Cependant, l’effort nécessaire, sous forme d’économies sur les dépenses ou de hausses d’impôts, pour réduire le déficit public et seulement stabiliser la dette à son niveau actuel est considérable (environ 4 points de PIB) et il n’est pas réaliste de considérer qu’il passera seulement par des économies dans le contexte politique et social actuel. Le relèvement éventuel des droits de succession et donation devrait donc être affecté à la réduction du déficit public.
D) Conclusion
Ces droits sont nécessaires pour contribuer à l’égalité des chances. Il est en effet difficile de considérer que les revenus et la richesse résultent du travail, des compétences et des risques pris dans une économie de marché si certaines personnes partent dans la vie avec un capital très important alors que la plupart des gens ne reçoivent rien en héritage.
Il est en outre souhaitable que l’Etat redistribue les patrimoines étant donné que les 10 % les plus aisés possèdent environ la moitié du patrimoine total des ménages. Or la fortune héritée en représente 60 % contre 35 % au début des années 1970.
Il est néanmoins parfaitement légitime de disposer de ses biens comme on le souhaite et donc de les donner ou de les léguer, en particulier à son conjoint ou à ses enfants. C’est en outre un motif d’épargne et d’investissement à long terme. S’ils sont nécessaires, les droits sur les donations et successions doivent donc être modérés. La taxation à 100 % de la part des héritages dépassant 12 M€ que la NUPES avait proposée serait extrêmement dangereuse.

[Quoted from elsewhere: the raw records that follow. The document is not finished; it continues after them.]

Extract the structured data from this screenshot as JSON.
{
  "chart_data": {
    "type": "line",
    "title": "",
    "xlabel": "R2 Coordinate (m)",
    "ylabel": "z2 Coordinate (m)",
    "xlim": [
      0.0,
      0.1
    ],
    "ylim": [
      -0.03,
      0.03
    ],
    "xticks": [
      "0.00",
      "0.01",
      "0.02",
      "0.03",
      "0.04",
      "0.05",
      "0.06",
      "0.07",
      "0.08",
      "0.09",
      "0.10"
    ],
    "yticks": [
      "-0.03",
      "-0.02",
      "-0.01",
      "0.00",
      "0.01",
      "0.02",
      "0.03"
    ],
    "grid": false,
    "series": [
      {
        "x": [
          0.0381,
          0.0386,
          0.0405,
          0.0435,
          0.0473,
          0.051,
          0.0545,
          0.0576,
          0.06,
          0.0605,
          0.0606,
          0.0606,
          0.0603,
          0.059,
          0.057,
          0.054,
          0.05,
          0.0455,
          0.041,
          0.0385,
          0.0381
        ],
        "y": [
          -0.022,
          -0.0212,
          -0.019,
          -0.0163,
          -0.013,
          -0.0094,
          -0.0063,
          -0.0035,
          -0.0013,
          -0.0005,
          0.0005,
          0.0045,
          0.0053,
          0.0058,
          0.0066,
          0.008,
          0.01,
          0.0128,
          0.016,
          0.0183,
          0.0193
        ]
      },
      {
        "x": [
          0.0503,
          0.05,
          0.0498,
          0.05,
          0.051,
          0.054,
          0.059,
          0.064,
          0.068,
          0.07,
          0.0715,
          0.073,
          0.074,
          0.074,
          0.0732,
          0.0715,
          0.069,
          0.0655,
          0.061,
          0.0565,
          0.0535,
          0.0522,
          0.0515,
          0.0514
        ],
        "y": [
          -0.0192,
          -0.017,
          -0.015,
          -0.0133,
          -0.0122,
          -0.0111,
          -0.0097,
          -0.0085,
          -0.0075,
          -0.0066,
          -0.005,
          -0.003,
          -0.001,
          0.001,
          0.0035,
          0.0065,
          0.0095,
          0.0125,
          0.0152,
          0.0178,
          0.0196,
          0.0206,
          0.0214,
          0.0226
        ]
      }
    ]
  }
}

Les droits de succession ont été réduits, voire supprimés, dans la plupart des pays de l’OCDE parce que les électeurs rejettent partout cet « impôt sur la mort », alors que la plupart d’entre eux n’auront jamais à en payer. La France fait exception et se trouve au premier rang de l’OCDE avec la Belgique et la Corée du Sud pour le poids de ces droits en pourcentage du PIB (0,7 % en 2023). Les marges de hausse sont donc limitées mais elles existent, par exemple sur la fiscalité de l’assurance-vie.

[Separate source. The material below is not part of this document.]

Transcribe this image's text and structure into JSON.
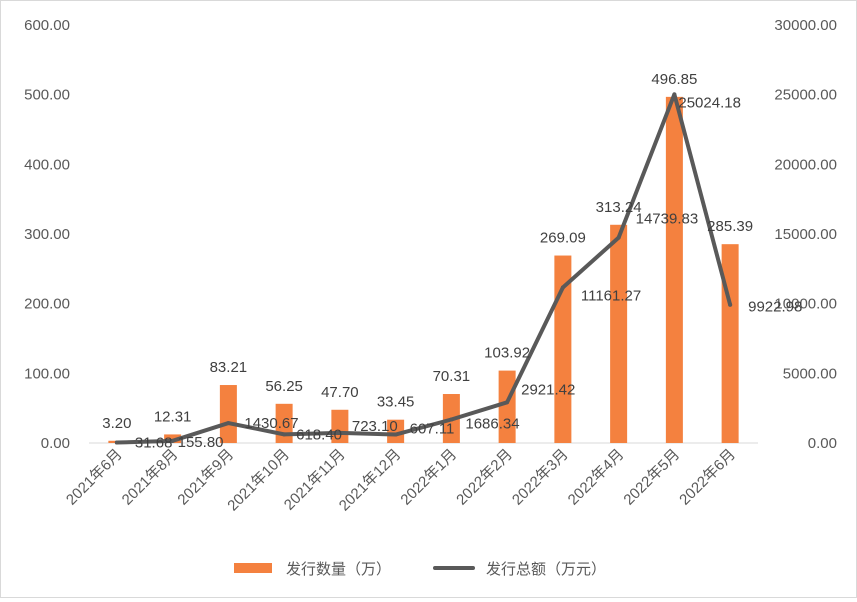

La France est au deuxième rang de l’Union européenne pour l’ensemble des impôts sur la détention et la transmission du patrimoine. Ils représentaient 4,2 % du PIB en 2022 pour une moyenne de 2,4 % dans l’Union. Il serait souhaitable d’affecter la hausse des DMTG à une réduction de certains de ces impôts. Cependant, l’effort nécessaire pour seulement stabiliser la dette publique à son niveau actuel est tellement important qu’il ne pourra pas passer seulement par des économies sur les dépenses publiques. Une éventuelle hausse des DMTG devrait donc être affectée à la réduction du déficit public.